Kids receiving ‘good enough’ mental health treatment do not improve

Young child looking sad in a counselling session
Despite increased investment in youth mental health diagnosis and treatment in the past three decades, mental health disorders affect 13 per cent of children worldwide. Image: Shutterstock

The majority of children and adolescents with mental health problems in Australia are not receiving the basic standard of treatment and those that are, do not actually improve, according to a new study.

The research, led by the Murdoch Children’s Research Institute (MCRI) and the University of Melbourne and published in the Journal of Affective Disorders, found no evidence of better quality of life or mental health symptoms for children who received ‘minimally adequate’ treatment.

Professor Harriet Hiscock, MCRI’s Group Leader of Health Services and Honorary Professor at the University of Melbourne, said the lack of evidence between minimally adequate treatment and outcomes in children had implications for how we evaluate and fund mental health systems.

“Clinical trials have shown how mental health treatments such as psychological and pharmacological therapies can be successful, but this study reveals children who received routine but minimally adequate treatment didn’t experience better outcomes compared to those who had lower levels of treatment,” Professor Hiscock said.

The research found 40 per cent of children with mental health symptoms received some form of Medicare-rebated treatment and 12 per cent received treatment classified as minimally adequate treatment.

Minimally adequate treatment (MAT) is based on clinical practice guidelines regarding the minimum level of treatment considered sufficient to treat common mental health problems.

For children it involves either eight or more mental health visits, or four to seven visits plus relevant medication over a 12-month period. It’s also used to identify those missing out on adequate care.

University of Melbourne Research Fellow and MCRI research associate, Dr Jemimah Ride, said it was not known until this study whether minimally adequate treatment was associated with improved outcomes for children with mental health problems.

The study followed 596 children from ages 8–15 years with mental health problems from the Longitudinal Study of Australian Children and linked them to Medicare-rebated mental health treatments.

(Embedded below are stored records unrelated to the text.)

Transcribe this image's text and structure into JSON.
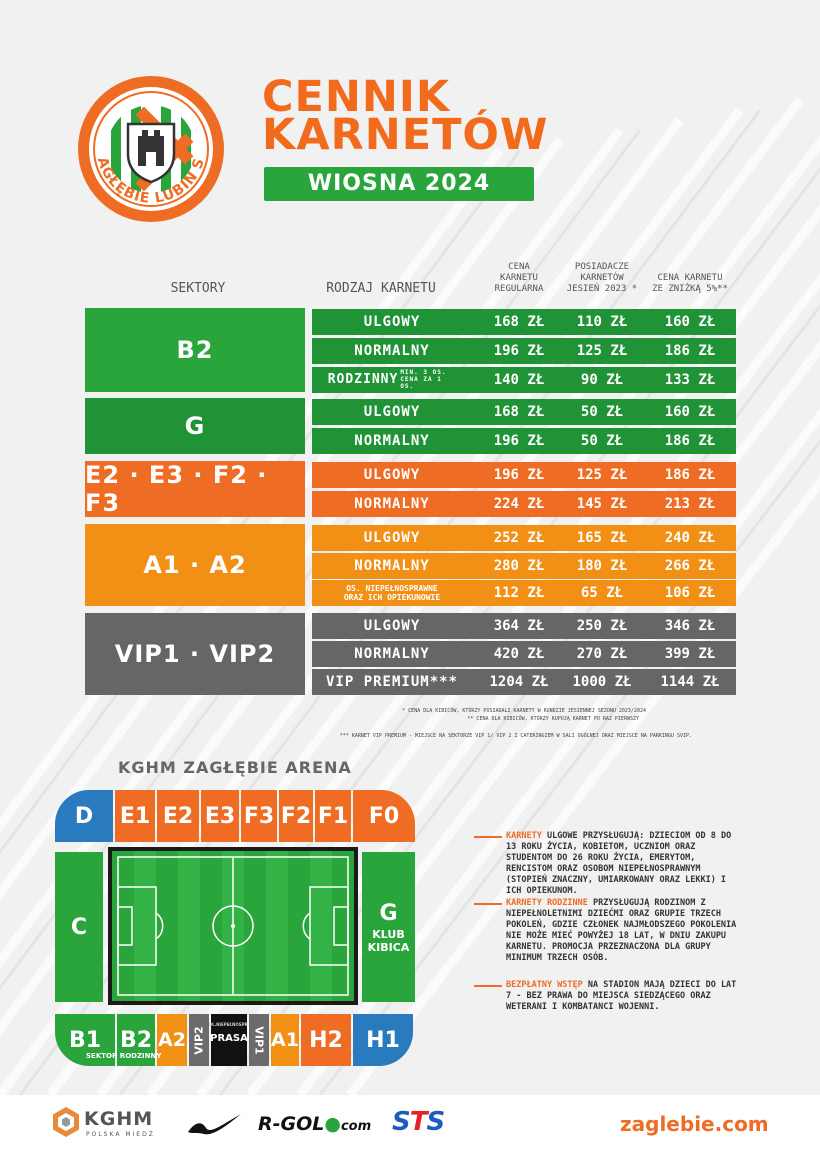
{
  "header": {
    "title_line1": "CENNIK",
    "title_line2": "KARNETÓW",
    "season": "WIOSNA 2024",
    "logo_text": "ZAGŁĘBIE LUBIN SA"
  },
  "table": {
    "headers": {
      "sectors": "SEKTORY",
      "type": "RODZAJ KARNETU",
      "regular": "CENA\nKARNETU\nREGULARNA",
      "holders": "POSIADACZE\nKARNETÓW\nJESIEŃ 2023 *",
      "discount": "CENA KARNETU\nZE ZNIŻKĄ 5%**"
    },
    "sectors": [
      {
        "name": "B2",
        "rows": [
          {
            "type": "ULGOWY",
            "regular": "168 ZŁ",
            "holders": "110 ZŁ",
            "discount": "160 ZŁ"
          },
          {
            "type": "NORMALNY",
            "regular": "196 ZŁ",
            "holders": "125 ZŁ",
            "discount": "186 ZŁ"
          },
          {
            "type": "RODZINNY",
            "type_note": "MIN. 3 OS. CENA ZA 1 OS.",
            "regular": "140 ZŁ",
            "holders": "90 ZŁ",
            "discount": "133 ZŁ"
          }
        ]
      },
      {
        "name": "G",
        "rows": [
          {
            "type": "ULGOWY",
            "regular": "168 ZŁ",
            "holders": "50 ZŁ",
            "discount": "160 ZŁ"
          },
          {
            "type": "NORMALNY",
            "regular": "196 ZŁ",
            "holders": "50 ZŁ",
            "discount": "186 ZŁ"
          }
        ]
      },
      {
        "name": "E2 · E3 · F2 · F3",
        "rows": [
          {
            "type": "ULGOWY",
            "regular": "196 ZŁ",
            "holders": "125 ZŁ",
            "discount": "186 ZŁ"
          },
          {
            "type": "NORMALNY",
            "regular": "224 ZŁ",
            "holders": "145 ZŁ",
            "discount": "213 ZŁ"
          }
        ]
      },
      {
        "name": "A1 · A2",
        "rows": [
          {
            "type": "ULGOWY",
            "regular": "252 ZŁ",
            "holders": "165 ZŁ",
            "discount": "240 ZŁ"
          },
          {
            "type": "NORMALNY",
            "regular": "280 ZŁ",
            "holders": "180 ZŁ",
            "discount": "266 ZŁ"
          },
          {
            "type": "OS. NIEPEŁNOSPRAWNE\nORAZ ICH OPIEKUNOWIE",
            "regular": "112 ZŁ",
            "holders": "65 ZŁ",
            "discount": "106 ZŁ"
          }
        ]
      },
      {
        "name": "VIP1 · VIP2",
        "rows": [
          {
            "type": "ULGOWY",
            "regular": "364 ZŁ",
            "holders": "250 ZŁ",
            "discount": "346 ZŁ"
          },
          {
            "type": "NORMALNY",
            "regular": "420 ZŁ",
            "holders": "270 ZŁ",
            "discount": "399 ZŁ"
          },
          {
            "type": "VIP PREMIUM***",
            "regular": "1204 ZŁ",
            "holders": "1000 ZŁ",
            "discount": "1144 ZŁ"
          }
        ]
      }
    ],
    "footnotes": [
      "* CENA DLA KIBICÓW, KTÓRZY POSIADALI KARNETY W RUNDZIE JESIENNEJ SEZONU 2023/2024",
      "** CENA DLA KIBICÓW, KTÓRZY KUPUJĄ KARNET PO RAZ PIERWSZY",
      "*** KARNET VIP PREMIUM - MIEJSCE NA SEKTORZE VIP 1/ VIP 2 Z CATERINGIEM W SALI OGÓLNEJ ORAZ MIEJSCE NA PARKINGU SVIP."
    ]
  },
  "arena": {
    "title": "KGHM ZAGŁĘBIE ARENA",
    "top": [
      "D",
      "E1",
      "E2",
      "E3",
      "F3",
      "F2",
      "F1",
      "F0"
    ],
    "left": "C",
    "right": "G",
    "right_sub": "KLUB\nKIBICA",
    "bottom": [
      "B1",
      "B2",
      "A2",
      "VIP2",
      "PRASA",
      "VIP1",
      "A1",
      "H2",
      "H1"
    ],
    "b1_sub": "SEKTOR RODZINNY",
    "disabled_label": "DL.NIEPEŁNOSPR."
  },
  "info": [
    {
      "highlight": "KARNETY",
      "highlight2": "ULGOWE",
      "text": "PRZYSŁUGUJĄ: DZIECIOM OD 8 DO 13 ROKU ŻYCIA, KOBIETOM, UCZNIOM ORAZ STUDENTOM DO 26 ROKU ŻYCIA, EMERYTOM, RENCISTOM ORAZ OSOBOM NIEPEŁNOSPRAWNYM (STOPIEŃ ZNACZNY, UMIARKOWANY ORAZ LEKKI) I ICH OPIEKUNOM."
    },
    {
      "highlight": "KARNETY RODZINNE",
      "text": "PRZYSŁUGUJĄ RODZINOM Z NIEPEŁNOLETNIMI DZIEĆMI ORAZ GRUPIE TRZECH POKOLEŃ, GDZIE CZŁONEK NAJMŁODSZEGO POKOLENIA NIE MOŻE MIEĆ POWYŻEJ 18 LAT, W DNIU ZAKUPU KARNETU. PROMOCJA PRZEZNACZONA DLA GRUPY MINIMUM TRZECH OSÓB."
    },
    {
      "highlight": "BEZPŁATNY WSTĘP",
      "text": "NA STADION MAJĄ DZIECI DO LAT 7 - BEZ PRAWA DO MIEJSCA SIEDZĄCEGO ORAZ WETERANI I KOMBATANCI WOJENNI."
    }
  ],
  "footer": {
    "kghm": "KGHM",
    "kghm_sub": "POLSKA MIEDŹ",
    "rgol_a": "R-GOL",
    "rgol_dot": "●",
    "rgol_b": "com",
    "sts_s1": "S",
    "sts_t": "T",
    "sts_s2": "S",
    "site": "zaglebie.com"
  },
  "colors": {
    "orange": "#ee6c23",
    "green": "#2aa53c",
    "amber": "#f28f15",
    "gray": "#666666",
    "blue": "#2a7ac0"
  }
}
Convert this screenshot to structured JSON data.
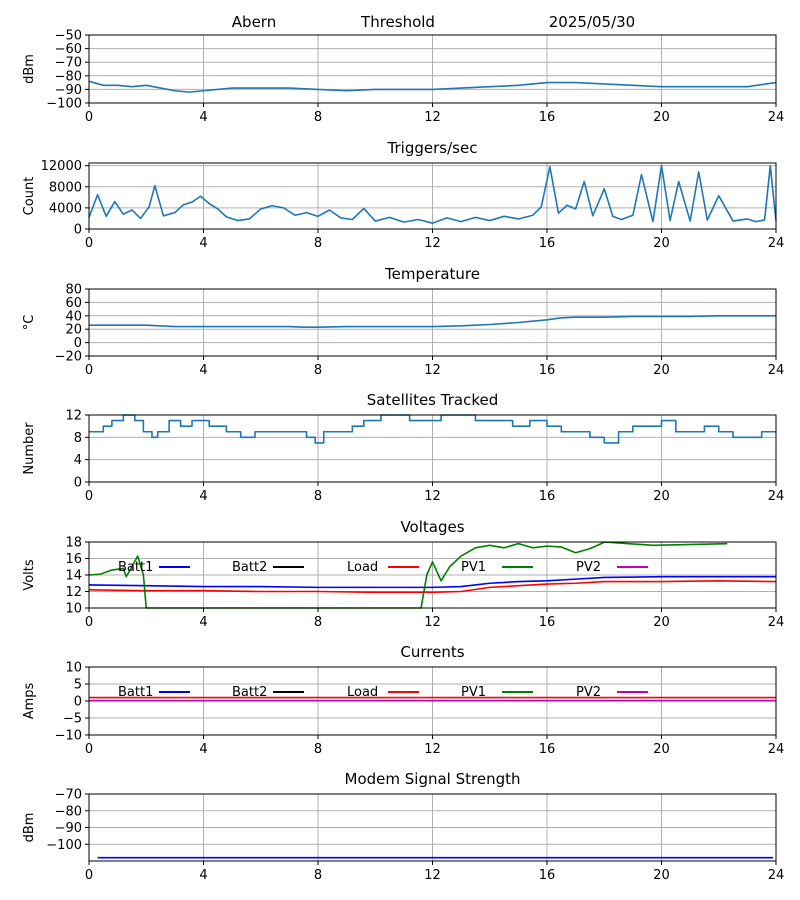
{
  "header": {
    "station": "Abern",
    "mode": "Threshold",
    "date": "2025/05/30"
  },
  "chart_data": [
    {
      "type": "line",
      "title": "",
      "ylabel": "dBm",
      "xlim": [
        0,
        24
      ],
      "ylim": [
        -100,
        -50
      ],
      "xticks": [
        0,
        4,
        8,
        12,
        16,
        20,
        24
      ],
      "yticks": [
        -100,
        -90,
        -80,
        -70,
        -60,
        -50
      ],
      "ytick_labels": [
        "−100",
        "−90",
        "−80",
        "−70",
        "−60",
        "−50"
      ],
      "grid": true,
      "series": [
        {
          "color": "#1f77b4",
          "x": [
            0,
            0.5,
            1,
            1.5,
            2,
            2.5,
            3,
            3.5,
            4,
            5,
            6,
            7,
            8,
            9,
            10,
            11,
            12,
            13,
            14,
            15,
            16,
            17,
            18,
            19,
            20,
            21,
            22,
            23,
            24
          ],
          "y": [
            -84,
            -87,
            -87,
            -88,
            -87,
            -89,
            -91,
            -92,
            -91,
            -89,
            -89,
            -89,
            -90,
            -91,
            -90,
            -90,
            -90,
            -89,
            -88,
            -87,
            -85,
            -85,
            -86,
            -87,
            -88,
            -88,
            -88,
            -88,
            -85
          ]
        }
      ]
    },
    {
      "type": "line",
      "title": "Triggers/sec",
      "ylabel": "Count",
      "xlim": [
        0,
        24
      ],
      "ylim": [
        0,
        12500
      ],
      "xticks": [
        0,
        4,
        8,
        12,
        16,
        20,
        24
      ],
      "yticks": [
        0,
        4000,
        8000,
        12000
      ],
      "grid": true,
      "series": [
        {
          "color": "#1f77b4",
          "x": [
            0,
            0.3,
            0.6,
            0.9,
            1.2,
            1.5,
            1.8,
            2.1,
            2.3,
            2.6,
            3,
            3.3,
            3.6,
            3.9,
            4.2,
            4.5,
            4.8,
            5.2,
            5.6,
            6,
            6.4,
            6.8,
            7.2,
            7.6,
            8,
            8.4,
            8.8,
            9.2,
            9.6,
            10,
            10.5,
            11,
            11.5,
            12,
            12.5,
            13,
            13.5,
            14,
            14.5,
            15,
            15.5,
            15.8,
            16.1,
            16.4,
            16.7,
            17,
            17.3,
            17.6,
            18,
            18.3,
            18.6,
            19,
            19.3,
            19.7,
            20,
            20.3,
            20.6,
            21,
            21.3,
            21.6,
            22,
            22.5,
            23,
            23.3,
            23.6,
            23.8,
            24
          ],
          "y": [
            2200,
            6500,
            2400,
            5200,
            2800,
            3600,
            2000,
            4200,
            8200,
            2500,
            3100,
            4600,
            5100,
            6200,
            4800,
            3800,
            2300,
            1600,
            1900,
            3800,
            4400,
            4000,
            2600,
            3100,
            2400,
            3600,
            2100,
            1800,
            3900,
            1500,
            2200,
            1300,
            1800,
            1100,
            2100,
            1400,
            2200,
            1600,
            2400,
            1900,
            2600,
            4200,
            11800,
            3000,
            4500,
            3800,
            9000,
            2500,
            7600,
            2400,
            1800,
            2600,
            10300,
            1400,
            12000,
            1600,
            9000,
            1500,
            10800,
            1700,
            6300,
            1500,
            1900,
            1400,
            1700,
            12000,
            1500
          ]
        }
      ]
    },
    {
      "type": "line",
      "title": "Temperature",
      "ylabel": "°C",
      "xlim": [
        0,
        24
      ],
      "ylim": [
        -20,
        80
      ],
      "xticks": [
        0,
        4,
        8,
        12,
        16,
        20,
        24
      ],
      "yticks": [
        -20,
        0,
        20,
        40,
        60,
        80
      ],
      "ytick_labels": [
        "−20",
        "0",
        "20",
        "40",
        "60",
        "80"
      ],
      "grid": true,
      "series": [
        {
          "color": "#1f77b4",
          "x": [
            0,
            1,
            2,
            3,
            4,
            5,
            6,
            7,
            7.5,
            8,
            9,
            10,
            11,
            12,
            13,
            14,
            15,
            16,
            16.5,
            17,
            18,
            19,
            20,
            21,
            22,
            23,
            24
          ],
          "y": [
            26,
            26,
            26,
            24,
            24,
            24,
            24,
            24,
            23,
            23,
            24,
            24,
            24,
            24,
            25,
            27,
            30,
            34,
            37,
            38,
            38,
            39,
            39,
            39,
            40,
            40,
            40
          ]
        }
      ]
    },
    {
      "type": "line",
      "title": "Satellites Tracked",
      "ylabel": "Number",
      "xlim": [
        0,
        24
      ],
      "ylim": [
        0,
        12
      ],
      "xticks": [
        0,
        4,
        8,
        12,
        16,
        20,
        24
      ],
      "yticks": [
        0,
        4,
        8,
        12
      ],
      "grid": true,
      "series": [
        {
          "color": "#1f77b4",
          "step": true,
          "x": [
            0,
            0.5,
            0.8,
            1.2,
            1.6,
            1.9,
            2.2,
            2.4,
            2.8,
            3.2,
            3.6,
            4.2,
            4.8,
            5.3,
            5.8,
            6.5,
            7.2,
            7.6,
            7.9,
            8.2,
            8.7,
            9.2,
            9.6,
            10.2,
            10.8,
            11.2,
            11.8,
            12.3,
            12.8,
            13.5,
            14.2,
            14.8,
            15.4,
            16,
            16.5,
            17,
            17.5,
            18,
            18.5,
            19,
            19.5,
            20,
            20.5,
            21,
            21.5,
            22,
            22.5,
            23,
            23.5,
            24
          ],
          "y": [
            9,
            10,
            11,
            12,
            11,
            9,
            8,
            9,
            11,
            10,
            11,
            10,
            9,
            8,
            9,
            9,
            9,
            8,
            7,
            9,
            9,
            10,
            11,
            12,
            12,
            11,
            11,
            12,
            12,
            11,
            11,
            10,
            11,
            10,
            9,
            9,
            8,
            7,
            9,
            10,
            10,
            11,
            9,
            9,
            10,
            9,
            8,
            8,
            9,
            9
          ]
        }
      ]
    },
    {
      "type": "line",
      "title": "Voltages",
      "ylabel": "Volts",
      "xlim": [
        0,
        24
      ],
      "ylim": [
        10,
        18
      ],
      "xticks": [
        0,
        4,
        8,
        12,
        16,
        20,
        24
      ],
      "yticks": [
        10,
        12,
        14,
        16,
        18
      ],
      "grid": true,
      "legend": [
        "Batt1",
        "Batt2",
        "Load",
        "PV1",
        "PV2"
      ],
      "legend_colors": [
        "#0000ff",
        "#000000",
        "#ff0000",
        "#008000",
        "#bf00bf"
      ],
      "series": [
        {
          "name": "Batt1",
          "color": "#0000ff",
          "x": [
            0,
            2,
            4,
            6,
            8,
            10,
            12,
            13,
            14,
            15,
            16,
            17,
            18,
            20,
            22,
            24
          ],
          "y": [
            12.8,
            12.7,
            12.6,
            12.6,
            12.5,
            12.5,
            12.5,
            12.6,
            13.0,
            13.2,
            13.3,
            13.5,
            13.7,
            13.8,
            13.8,
            13.8
          ]
        },
        {
          "name": "Load",
          "color": "#ff0000",
          "x": [
            0,
            2,
            4,
            6,
            8,
            10,
            12,
            13,
            14,
            15,
            16,
            17,
            18,
            20,
            22,
            24
          ],
          "y": [
            12.2,
            12.1,
            12.1,
            12.0,
            12.0,
            11.9,
            11.9,
            12.0,
            12.5,
            12.7,
            12.9,
            13.0,
            13.2,
            13.2,
            13.3,
            13.2
          ]
        },
        {
          "name": "PV1",
          "color": "#008000",
          "x": [
            0,
            0.4,
            0.8,
            1.2,
            1.3,
            1.5,
            1.7,
            1.9,
            2.0,
            11.6,
            11.8,
            12.0,
            12.3,
            12.6,
            13.0,
            13.5,
            14.0,
            14.5,
            15.0,
            15.5,
            16.0,
            16.5,
            17.0,
            17.5,
            17.9,
            18.0,
            19.7,
            22.3
          ],
          "y": [
            14.0,
            14.1,
            14.6,
            14.8,
            13.8,
            15.0,
            16.3,
            14.0,
            10.0,
            10.0,
            14.0,
            15.6,
            13.3,
            15.0,
            16.3,
            17.3,
            17.6,
            17.3,
            17.8,
            17.3,
            17.5,
            17.4,
            16.7,
            17.2,
            17.8,
            18.0,
            17.6,
            17.8
          ]
        }
      ]
    },
    {
      "type": "line",
      "title": "Currents",
      "ylabel": "Amps",
      "xlim": [
        0,
        24
      ],
      "ylim": [
        -10,
        10
      ],
      "xticks": [
        0,
        4,
        8,
        12,
        16,
        20,
        24
      ],
      "yticks": [
        -10,
        -5,
        0,
        5,
        10
      ],
      "ytick_labels": [
        "−10",
        "−5",
        "0",
        "5",
        "10"
      ],
      "grid": true,
      "legend": [
        "Batt1",
        "Batt2",
        "Load",
        "PV1",
        "PV2"
      ],
      "legend_colors": [
        "#0000ff",
        "#000000",
        "#ff0000",
        "#008000",
        "#bf00bf"
      ],
      "series": [
        {
          "name": "Load",
          "color": "#ff0000",
          "x": [
            0,
            24
          ],
          "y": [
            1.0,
            1.0
          ]
        },
        {
          "name": "PV2",
          "color": "#bf00bf",
          "x": [
            0,
            24
          ],
          "y": [
            0.1,
            0.1
          ]
        }
      ]
    },
    {
      "type": "line",
      "title": "Modem Signal Strength",
      "ylabel": "dBm",
      "xlim": [
        0,
        24
      ],
      "ylim": [
        -110,
        -70
      ],
      "xticks": [
        0,
        4,
        8,
        12,
        16,
        20,
        24
      ],
      "yticks": [
        -100,
        -90,
        -80,
        -70
      ],
      "ytick_labels": [
        "−100",
        "−90",
        "−80",
        "−70"
      ],
      "grid": true,
      "series": [
        {
          "color": "#0000ff",
          "x": [
            0.3,
            23.9
          ],
          "y": [
            -108,
            -108
          ]
        }
      ]
    }
  ]
}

University of Melbourne Associate Professor and MCRI Health Services Team Leader, Kim Dalziel, said the findings reinforced the need for routine monitoring of outcomes in mental health care and a better understanding of the impact of children’s mental health treatment.

“The lack of information on quality or content of consultations, or on outcomes, in routinely collected health service data restricts our ability to evaluate treatment adequacy and to understand whether mental health services provide quality care or value for money,” Associate Professor Dalziel said.

Despite increased investment in youth mental health diagnosis and treatment in the past three decades, mental health disorders affect 13 per cent of children worldwide. Half to three-quarters of children and adolescents with mental health disorders go untreated.

Professor Hiscock said this these findings were important messages for the Royal Commission into Victoria's Mental Health System which will hand down its final report next year.

“What we are doing now is not working and we can’t afford to be providing inadequate treatment to young children struggling with mental health problems,” Professor Hiscock said.

“It’s is clear the way we measure mental healthcare outcomes in Australia is not sufficient and a shake up to the system is needed.”

The Royal Children’s Hospital, University of Adelaide and Deakin University also contributed to the study.